The Perfect Sneeze: On the Hot Docs Soap Box

For the last two years Hot Docs has been experimenting with ad lib sessions and one of them is The Soap Box where you can rant, shout or just wonder aloud. This year was again hosted by filmmaker and blogger AJ Schnack, and I was selected with a few other speakers, including Peter Wintonick, to speak from the 'pulpit' of the documentary church.

moratorium on about

Ban the word "about"

Peter did a very eloquent plead to ban the word “about” at festivals and documentary forums. What a challenge! How can we talk about our films without that magical word? Why should we even consider banning it?  Well, he had a good argument: "About" leads us straight into content of the film and makes us forget that we are storytellers selling stories, not social workers outlining sets of problems.
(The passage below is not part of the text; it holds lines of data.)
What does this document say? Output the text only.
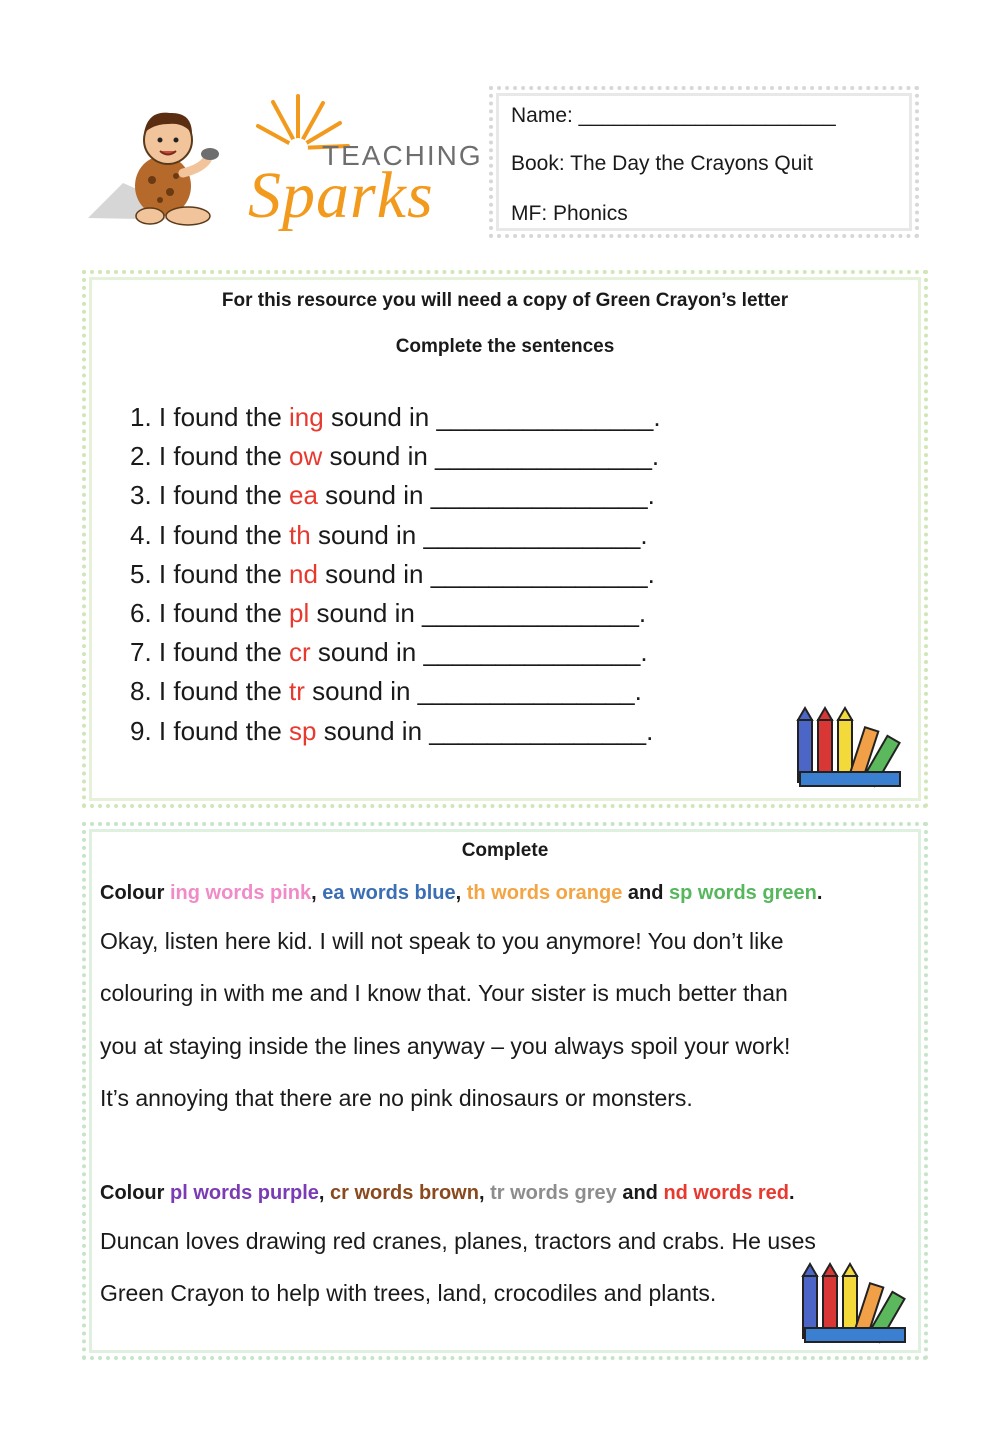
TEACHING
Sparks
Name: ______________________
Book: The Day the Crayons Quit
MF: Phonics
For this resource you will need a copy of Green Crayon’s letter
Complete the sentences
1. I found the ing sound in _______________.
2. I found the ow sound in _______________.
3. I found the ea sound in _______________.
4. I found the th sound in _______________.
5. I found the nd sound in _______________.
6. I found the pl sound in _______________.
7. I found the cr sound in _______________.
8. I found the tr sound in _______________.
9. I found the sp sound in _______________.
Complete
Colour ing words pink, ea words blue, th words orange and sp words green.
Okay, listen here kid. I will not speak to you anymore! You don’t like
colouring in with me and I know that. Your sister is much better than
you at staying inside the lines anyway – you always spoil your work!
It’s annoying that there are no pink dinosaurs or monsters.
Colour pl words purple, cr words brown, tr words grey and nd words red.
Duncan loves drawing red cranes, planes, tractors and crabs. He uses
Green Crayon to help with trees, land, crocodiles and plants.
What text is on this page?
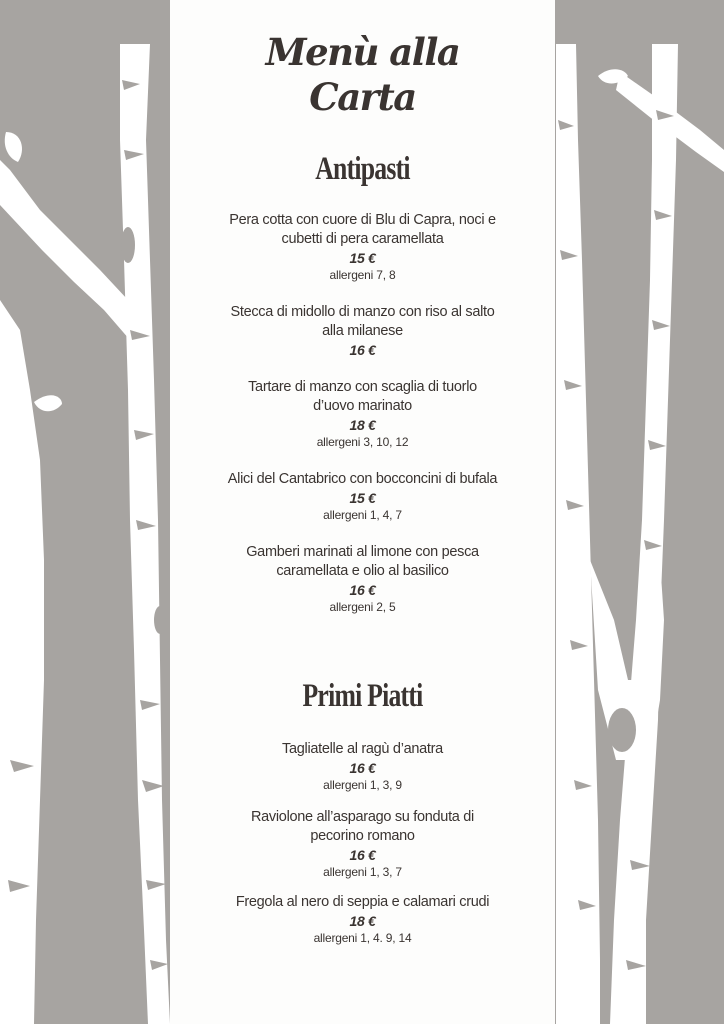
Menù alla
Carta
Antipasti
Pera cotta con cuore di Blu di Capra, noci e
cubetti di pera caramellata
15 €
allergeni 7, 8
Stecca di midollo di manzo con riso al salto
alla milanese
16 €
Tartare di manzo con scaglia di tuorlo
d’uovo marinato
18 €
allergeni 3, 10, 12
Alici del Cantabrico con bocconcini di bufala
15 €
allergeni 1, 4, 7
Gamberi marinati al limone con pesca
caramellata e olio al basilico
16 €
allergeni 2, 5
Primi Piatti
Tagliatelle al ragù d’anatra
16 €
allergeni 1, 3, 9
Raviolone all’asparago su fonduta di
pecorino romano
16 €
allergeni 1, 3, 7
Fregola al nero di seppia e calamari crudi
18 €
allergeni 1, 4. 9, 14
It was a wonderful way to remind us that stories, structure, aesthetics, images, sound are the core of our art; but in the process he did mention "about" 58 times – but, hey, who's counting!

Lynn took us on a personal journey we'd all like to walk: the meeting of millionaire philanthropists desperate to invest in documentaries with a good cause. It all started with the miracle of Facebook when one day an Indian millionaire got in touch with her, requesting to be a friend and would she accept his invitation to come over to India to stay in a magnificent villa with a private chauffeur in exchange of giving a life inspiring talk to a bunch of girls in Rajasthan. An offer a girl cannot turn down. It all went so well that he is now financing her film and other projects. This is the first strong argument I have heard to convince me that I should join Facebook.

And then it was my turn. I had planned to talk seriously about my love and respect for short documentaries but quickly realized that AJ was expecting a lighter mood on this platform. So I started talking about my love for sneezing (shared with my audience after a quick survey around the room). I love the physical sensation that leads to the inevitable sneeze, the attempt to stop it and then, wham!, it happens:  the sensation of relief is next to none. And more often than not you get a “bless you” from your neighbour, acknowledging that shared relief.

Short docs are the prefect sneeze

Well, for me, short docs are the perfect sneeze of the documentary world: something small, perfectly intense which leads to nothing else. I resent short docs being perceived as either a calling card if you are new talent, or as a filler if you are a broadcaster. Scottish Documentary Institute dedicates a lot of its time producing shorts in order to remind the documentary community for the need to be playful and adventurous.  We live in a world that is constantly looking for harmony and resolution – well, short documentaries are a unique space to wrestle contradictions. Short documentaries are a unique form alongside poetry to refute this tyranny of the resolution and explore the power of suggestion of something that is way beyond.

Filmmakers of any age and status should give in more frequently to letting out the perfect sneeze.